Despite the recession, churches throughout the country have stepped up to try to prevent their charitable giving from going downhill.
According to a new study, released Tuesday, more than two-thirds of congregations reported that their fundraising receipts increased or remained the same in the first half of 2009 compared to last year, even as the economic downturn was worsening.
"While many congregations have been hit hard by the recession, this study underscores the remarkable resilience of congregations, as evidenced in the extraordinary and imaginative ways they are reaching out to meet the needs of their parishioners and people in their community," said William Enright, director of the Lake Institute on Faith & Giving at the Center, which conducted the study with the Alban Institute.
During 2008, about 36 percent of congregations initiated new activities, such as music festivals, church fairs and capital campaigns, to increase their fundraising success. Almost 10 percent strengthened relationships with their community through more outreach programs, such as increasing space used by outside groups and increasing programs for non-attending community members.
Amid a worsening financial climate, only about one-third of congregations decreased their 2009 budget compared to 2008 while nearly 42 percent increased it.
Additionally, nearly 40 percent of pastors preached or talked about charitable giving more this year than last year despite widespread financial fears in their congregation. Only 4 percent emphasized giving slightly less than they did last year.

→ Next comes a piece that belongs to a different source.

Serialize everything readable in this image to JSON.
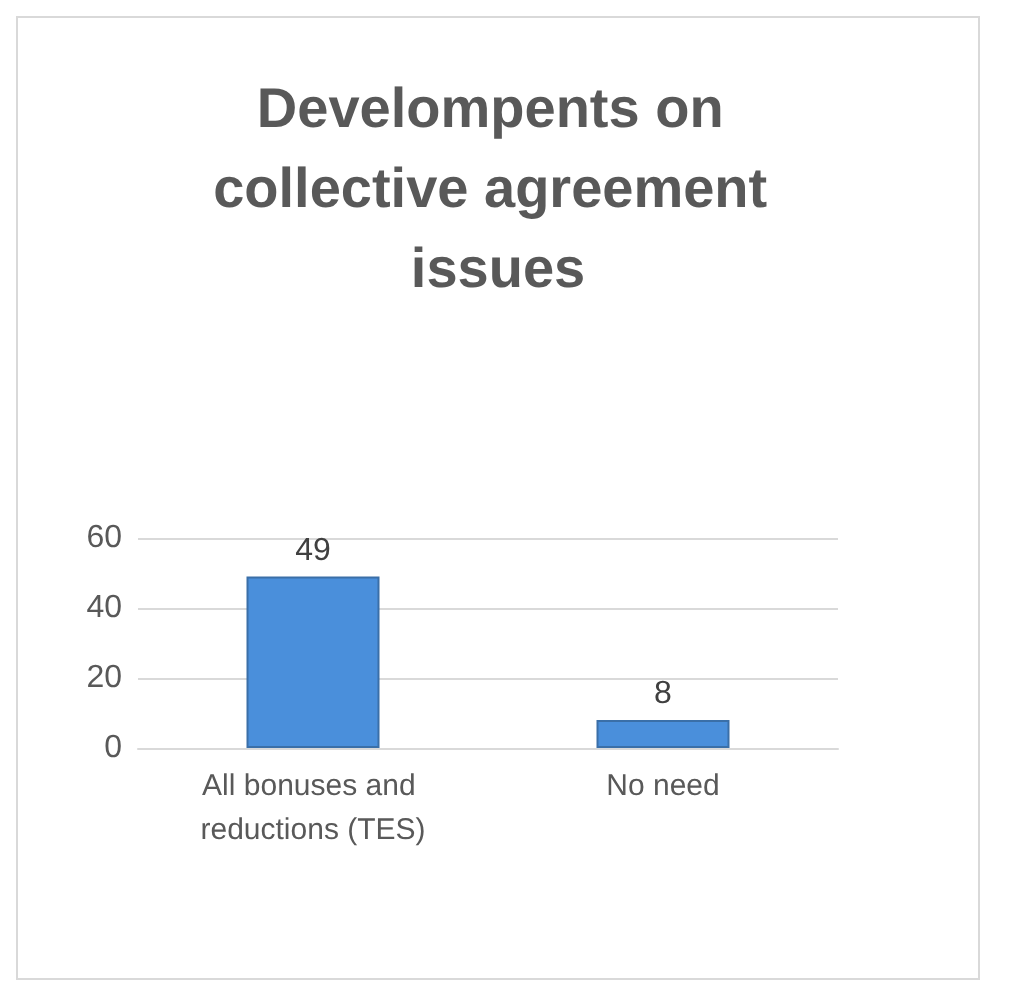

"In the United States, none of us think we're rich and the truth is, we're all rich," Pastor Andy Stanley of North Point Community Church in Alpharetta, Ga., told his congregation this past weekend. "This year you feel less rich than ever. ...but most of us really are still rich. If you have a household income of over 40,000 you are in the top 5 percent of top 4 percent of wage earners in the world."
"The point isn't 'yee haw, we're rich.' The point is 'what do we do about that?'" Stanley posed as he kicked off the megachurch's third annual "Be Rich. Do More. Give More." campaign.
The reason Christians are to be generous is not because they have more, because it's more fair, or because they ought to, Stanley noted. Rather, "we do this out of gratitude for what God has done for us in Christ."
"That is the fuel, that is the spark, that is the energy behind why we do what we do as a group of churches and why Christians serve and give."
North Point is a more than 22,000-member church but churches with much smaller attendance numbers were also found to be generous even while facing economic hardships.
"We frequently hear about the experiences of larger congregations and how they are coping with economic challenges, while the story of average and smaller congregations often has been wrapped in silence. This study breaks that silence," said Enright.
Among those surveyed in the 2009 Congregational Economic Impact Study, 40.5 percent of the congregations reported an average weekly attendance of between 101 and 300 people. Only 3.5 percent of surveyed congregations indicated an attendance of more than 1,000 people.
In other findings, congregations where the average age of congregants was younger were more likely to report an increase in giving this year; and nearly 22 percent of congregations have seen a decrease in their weekly attendance, while over 24 percent have seen an increase in their attendance since the onset of the recession.
The study was based on more than 1,500 responses. Researchers stress that it is not a nationally representative study of all congregations in the United States, but rather is drawn primarily from the Alban Institute's membership. More than three-fourths of respondents were from Protestant denominations.